Want to get up close and personal with a Buddhist monk? Connect with your inner yogi on a deeper level? Or simply have an interesting locals-only experience? A Buddhist water blessing, far from the crowds of Cambodia’s nearby Angkor temples, ticks all the boxes.
I sat there in an ostentatiously patterned sarong, hands folded together in front of my face and waited for it to begin. I felt the monk’s presence behind me as I closed my eyes and took a series of deep breaths.
The monk started reciting traditional blessings in the ancient Pali language as I tried to focus on the moment, to be present.
I was rather happy with my efforts until the first pitcher of cold, lotus-infused water splashed down over my head. The chill snapped me back to reality as the water carried my concentration away and soaked the concrete at my feet.
My abdomen heaved involuntarily.
The temperature was already in the eighties and by midday the mercury would touch the mid nineties, but make no mistake; cold water on bare skin, no matter the air temperature, comes as a shock to the system.
The basic idea is that a Buddhist king came to power in Cambodia. That instilled the fear of forced conversion in the Hindu populace.
Instead, the king showered his new subjects with cool, lotus-infused water and told them religion was irrelevant. The intention of the water was to bless and bring everyone together regardless of faith.
The original Buddhist water blessing.
I was enjoying my blessing, smiling broadly while trying not to swallow the cool water as it streamed down my face. The water was a refreshing contrast with the sunlight that radiated down and heated my chest. The sun’s rays warmed my spirit like something out of a corny movie scene.
If the monk had kept at it I would have gladly sat on those steps at Wat Po Bantey Chey for hours… but eventually the chanting stopped.
It was over.
A few hours later I had an experience of a slightly different variety. I call it My Cambodia Me Too Moment
After changing I took a seat on the tiled floor in front on the monk. He took my right hand in his and began twisting orange and red threads together, creating a multicolored bracelet around my wrist. Why such colors? Because they represent the sun at its best; sunrise and sunset, when looking into it can do no harm. It is a reminder to always be your best — calm, compassionate, mindful and beautiful.
With a laugh, he grabbed scissors and snipped the excess. He offered a genuine smile only a monk can offer, thanked me in his native Khmer, then wished me well.
I was blessed.
DO IT YOURSELF
What is a Buddhist Water Blessing?
Buddhists have adopted water blessings as a means of purification, renewal and good luck. Locals will head to their neighborhood temple or invite a monk out to the family home for special occasions; birth, marriage, moving into a new home. Any event that calls for good luck and positivity is fair game.
How to Receive a Buddhist Water Blessing?
If you’re a westerner, picture it like this for reference. People don’t randomly walk into a church and expect to be blessed. It’s just… weird. Similar logic applies for the water blessing.
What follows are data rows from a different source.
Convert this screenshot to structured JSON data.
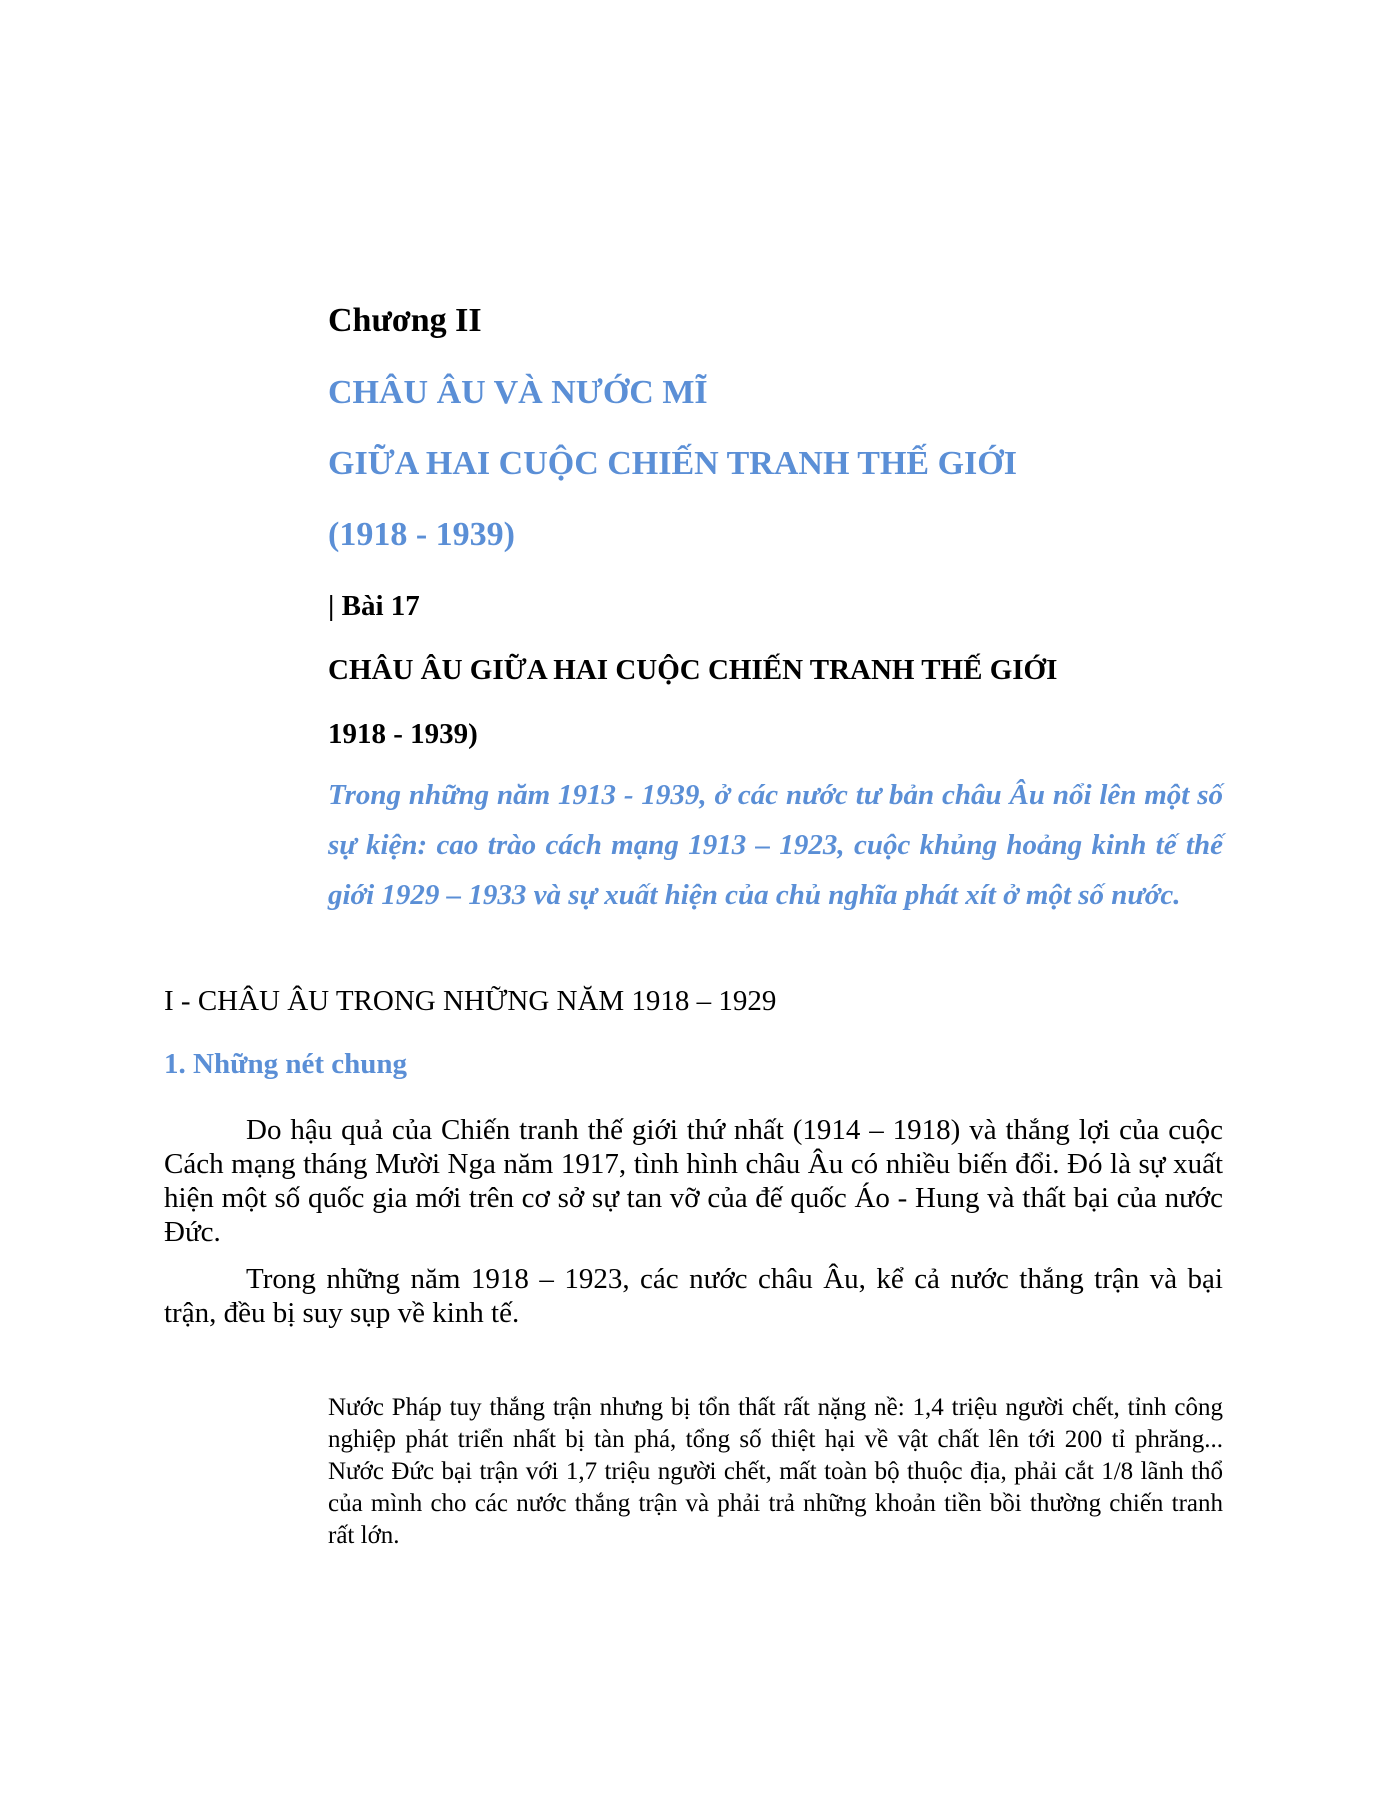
{
  "chapter": "Chương II",
  "title_line1": "CHÂU ÂU VÀ NƯỚC MĨ",
  "title_line2": "GIỮA HAI CUỘC CHIẾN TRANH THẾ GIỚI",
  "title_years": "(1918 - 1939)",
  "lesson_label": "| Bài 17",
  "lesson_title": "CHÂU ÂU GIỮA HAI CUỘC CHIẾN TRANH THẾ GIỚI",
  "lesson_years": "1918 - 1939)",
  "intro": "Trong những năm 1913 - 1939, ở các nước tư bản châu Âu nổi lên một số sự kiện: cao trào cách mạng 1913 – 1923, cuộc khủng hoảng kinh tế thế giới 1929 – 1933 và sự xuất hiện của chủ nghĩa phát xít ở một số nước.",
  "section_heading": "I - CHÂU ÂU TRONG NHỮNG NĂM 1918 – 1929",
  "subsection_heading": "1. Những nét chung",
  "paragraphs": [
    "Do hậu quả của Chiến tranh thế giới thứ nhất (1914 – 1918) và thắng lợi của cuộc Cách mạng tháng Mười Nga năm 1917, tình hình châu Âu có nhiều biến đổi. Đó là sự xuất hiện một số quốc gia mới trên cơ sở sự tan vỡ của đế quốc Áo - Hung và thất bại của nước Đức.",
    "Trong những năm 1918 – 1923, các nước châu Âu, kể cả nước thắng trận và bại trận, đều bị suy sụp về kinh tế."
  ],
  "note": "Nước Pháp tuy thắng trận nhưng bị tổn thất rất nặng nề: 1,4 triệu người chết, tỉnh công nghiệp phát triển nhất bị tàn phá, tổng số thiệt hại về vật chất lên tới 200 tỉ phrăng... Nước Đức bại trận với 1,7 triệu người chết, mất toàn bộ thuộc địa, phải cắt 1/8 lãnh thổ của mình cho các nước thắng trận và phải trả những khoản tiền bồi thường chiến tranh rất lớn."
}
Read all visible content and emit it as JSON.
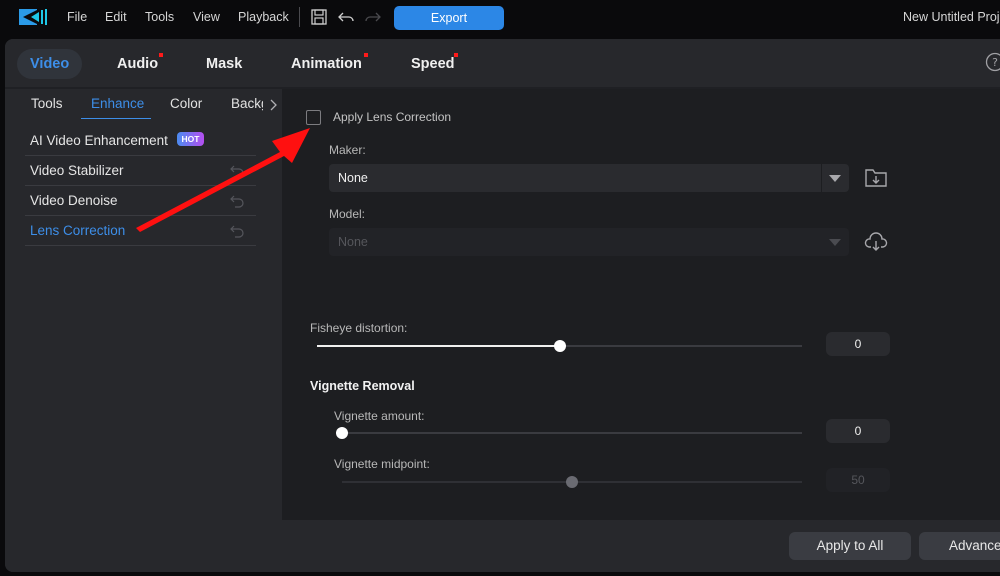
{
  "topbar": {
    "logo": "powerdirector-logo",
    "menus": [
      "File",
      "Edit",
      "Tools",
      "View",
      "Playback"
    ],
    "icons": [
      "save-icon",
      "undo-icon",
      "redo-icon"
    ],
    "export_label": "Export",
    "project_title": "New Untitled Proje"
  },
  "tabs": {
    "items": [
      {
        "label": "Video",
        "active": true,
        "dot": false
      },
      {
        "label": "Audio",
        "active": false,
        "dot": true
      },
      {
        "label": "Mask",
        "active": false,
        "dot": false
      },
      {
        "label": "Animation",
        "active": false,
        "dot": true
      },
      {
        "label": "Speed",
        "active": false,
        "dot": true
      }
    ],
    "help_icon": "help-circle-icon",
    "dot_color": "#ff1a1a",
    "active_color": "#3d8ee8"
  },
  "subtabs": {
    "items": [
      "Tools",
      "Enhance",
      "Color",
      "Backg"
    ],
    "active": "Enhance"
  },
  "enhance_list": [
    {
      "label": "AI Video Enhancement",
      "badge": "HOT",
      "reset": false,
      "active": false
    },
    {
      "label": "Video Stabilizer",
      "reset": true,
      "active": false
    },
    {
      "label": "Video Denoise",
      "reset": true,
      "active": false
    },
    {
      "label": "Lens Correction",
      "reset": true,
      "active": true
    }
  ],
  "lens": {
    "apply_label": "Apply Lens Correction",
    "apply_checked": false,
    "maker_label": "Maker:",
    "maker_value": "None",
    "model_label": "Model:",
    "model_value": "None",
    "fisheye_label": "Fisheye distortion:",
    "fisheye_value": "0",
    "fisheye_fraction": 0.5,
    "vignette_title": "Vignette Removal",
    "vig_amount_label": "Vignette amount:",
    "vig_amount_value": "0",
    "vig_amount_fraction": 0.0,
    "vig_mid_label": "Vignette midpoint:",
    "vig_mid_value": "50",
    "vig_mid_fraction": 0.5
  },
  "footer": {
    "apply_all_label": "Apply to All",
    "advanced_label": "Advanced"
  },
  "annotation": {
    "arrow_color": "#ff1010"
  }
}
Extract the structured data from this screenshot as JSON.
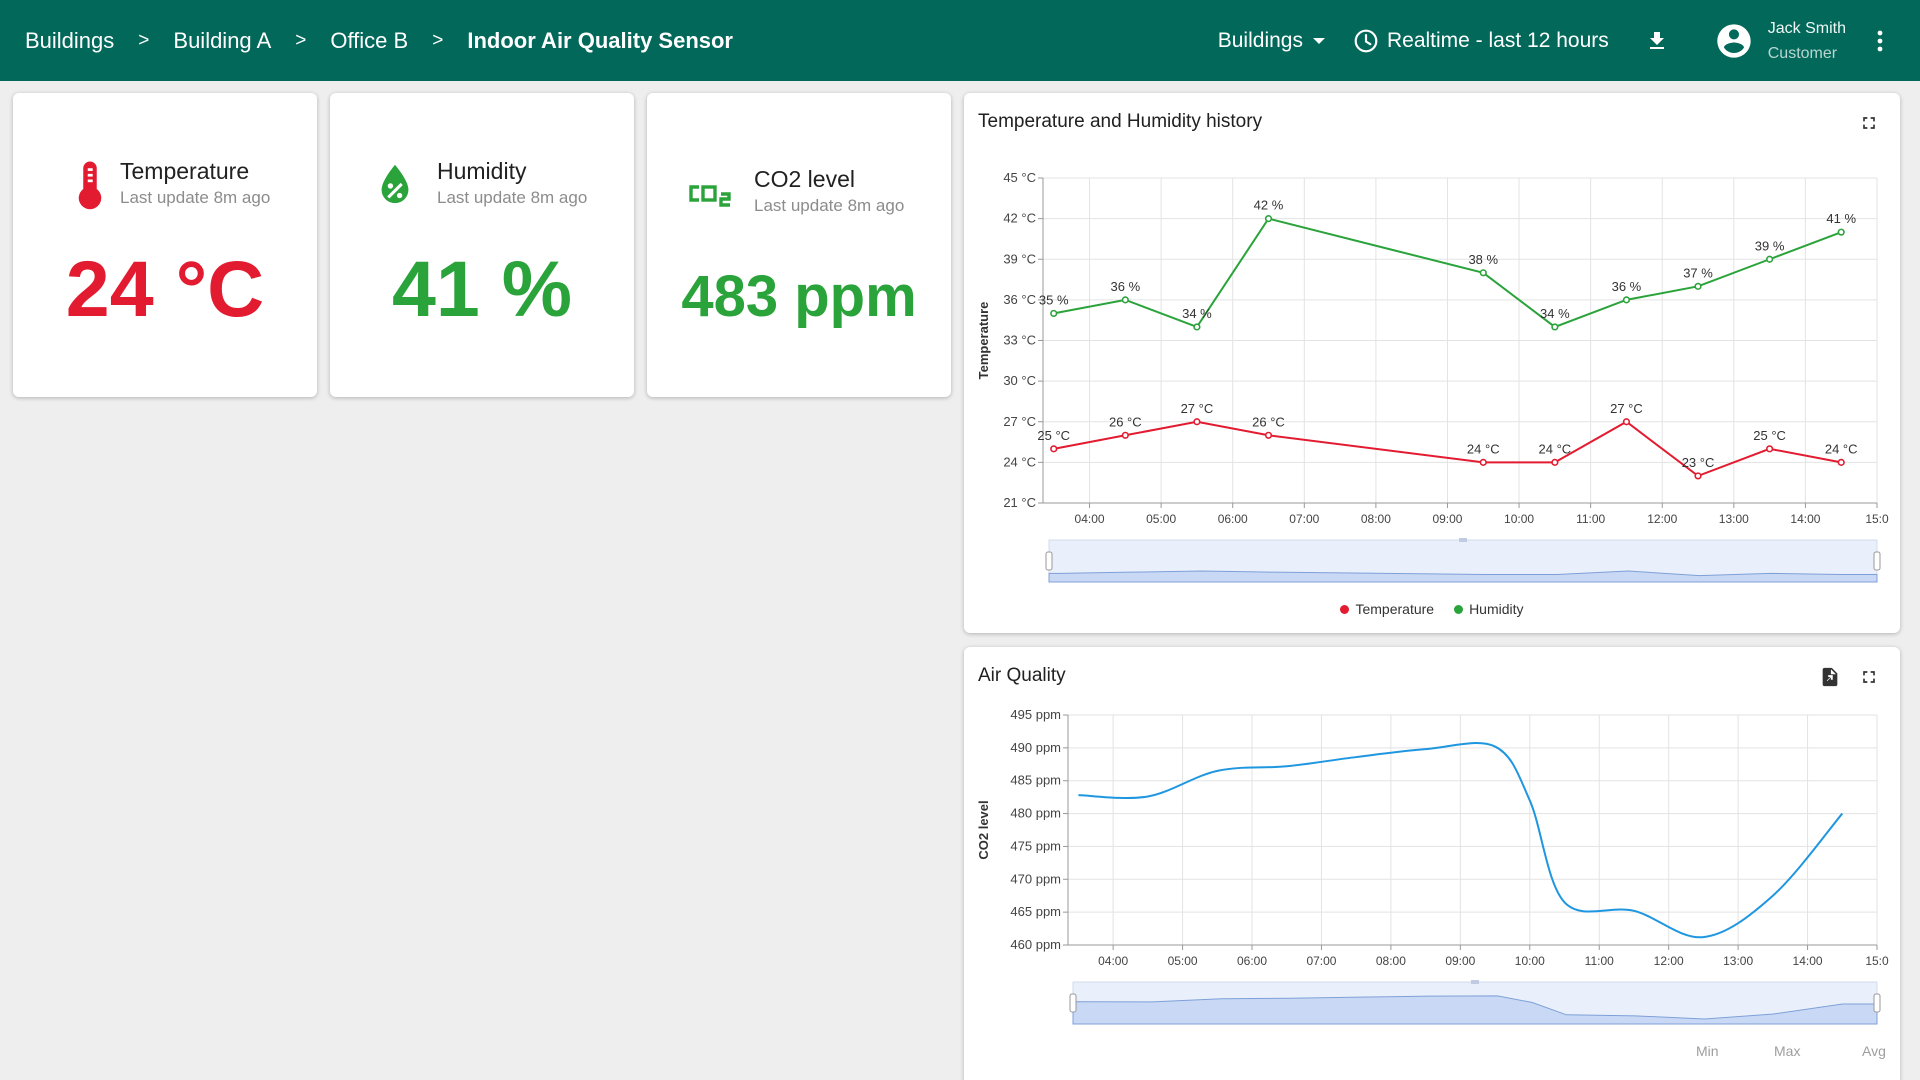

As an outsider, you’ll most likely need a local connection or a guide of some type to arrange the experience.
Of course you could pop into a smaller pagoda, ask around and see what happens, but don’t get your hopes up.
I paid about US$25 (101,000 Cambodian Riel (KHR)) for my experience. The fee included round trip transportation via tuk tuk and an offering. The whole thing took about two hours.
Do I Have to be a Buddhist?
Not at all, though it may be a more meaningful experience if you are. I would classify myself as a Buddhist, so it had some spiritual significance. Do it more to enjoy the experience, less to tick something off your travel checklist.
Where to Receive a Buddhist Water Blessing?
My blessing took place just outside Siem Reap, Cambodia at a place called Wat Po Bantey Chey. I arranged everything in advance through a local agency. The water blessing no longer appears on their website, but you may have luck with an inquiry.
Another well-regarded company arranges a similar experience in Siem Reap.
If you don’t know anything about Buddhism and etiquette, familiarize yourself with the basics before accidentally causing offense on the temple grounds.
This interesting list of the 227 rules monks are supposed to live by is way beyond “the basics”, so I’ve condensed it into 9 items to be conscious of when visiting a Buddhist temple.
- Greet monks with hands together in front of your face
- Never touch a monk unless they initiate contact — especially important for women!
- Remove footwear prior to entering any temple or building
- Turn off your phone
- No smoking, chewing gum, etc.
- Avoid pointing your feet at a monk or Buddha shrine/statue
- Do not wear any type of hat or helmet
- Cover your shoulders and knees. No tank tops.
- Ask before taking photos (I went in fully expecting a private, no-photo experience, but my guide asked if I would like pictures. He happily snapped all of the photos in this post.)
Lastly, make a donation. Buddhist temples and pagodas operate almost exclusively via the goodwill of their communities. In much of Southeast Asia that means rather poor folks supporting other rather poor folks. Lend a hand.